Current Research and Scholarly Interests
My laboratory develops innovative machine learning methods to predict and decode biological sequences, molecular interactions, and genetic variation. We have pioneered deep learning models and interpretation frameworks that decode DNA and RNA sequence syntax governing context-specific transcription factor binding, RNA binding protein interactions, chromatin accessibility, histone modifications, transcription initiation, gene expression, alternative polyadenylation, and RNA editing. Using these approaches, we have built regulatory models across thousands of cellular contexts in humans and mice, elucidating dynamic regulation during differentiation and cellular reprogramming. Our methodological contributions span regulatory element mapping, deciphering the cis-regulatory code, long-range regulatory interaction modeling, and predictive regulatory network construction. We have adapted protein language models to predict and design transcription factor effector domains and developed machine learning frameworks leveraging T-cell and B-cell repertoire sequences for disease diagnostics.
I have extensive leadership experience in collaborative genomics consortia. As principal investigator, I led integrative analyses for the Encyclopedia of DNA Elements (ENCODE) consortium and the Roadmap Epigenomics Project. Currently, I serve as steering committee co-chair of the Impact of Genomic Variation on Function (IGVF) consortium and co-lead the Data Analysis and Coordination Center for the Multi-omics in Health and Disease (MOHD) consortium. My team has developed standardized processing and quality control pipelines for bulk and single-cell molecular profiling data across ENCODE, Roadmap, IGVF, and MOHD initiatives.
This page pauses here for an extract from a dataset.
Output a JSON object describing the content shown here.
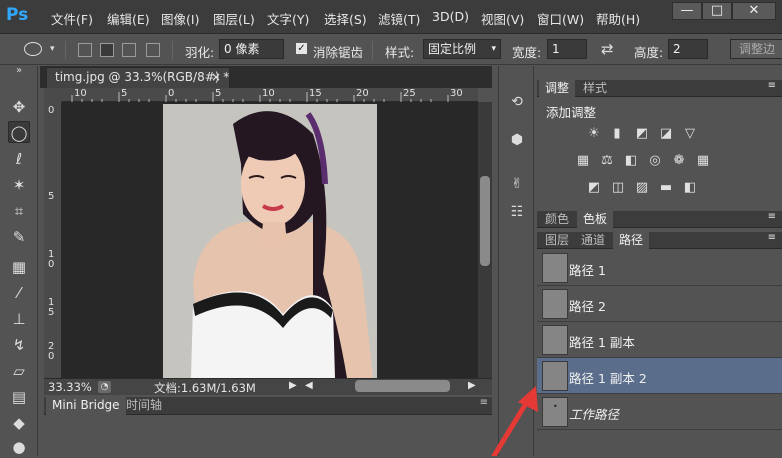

Translating our regulatory models to biomedical applications, we dissect functional genetic variation in rare and complex diseases using large biobanks and genome sequencing projects. Our disease-focused collaborations span colorectal cancer (GECCO and HTAN consortia), cardiometabolic disorders (AMP-CMD, CZI Seed networks), neurodegenerative diseases (ADSP consortium), and neuropsychiatric conditions (PsychENCODE consortium).
We have also developed widely-used software tools and web portals for mining and visualizing large-scale regulatory genomics data, facilitating community access to our resources and findings.
I have successfully mentored over 35 graduate students and postdocs who have gone on to leadership positions in academia (faculty at Carnegie Mellon, Michigan State, Memorial Sloan Kettering) and industry (Genentech, Illumina, NVIDIA), demonstrating our lab's commitment to training the next generation of computational biologists.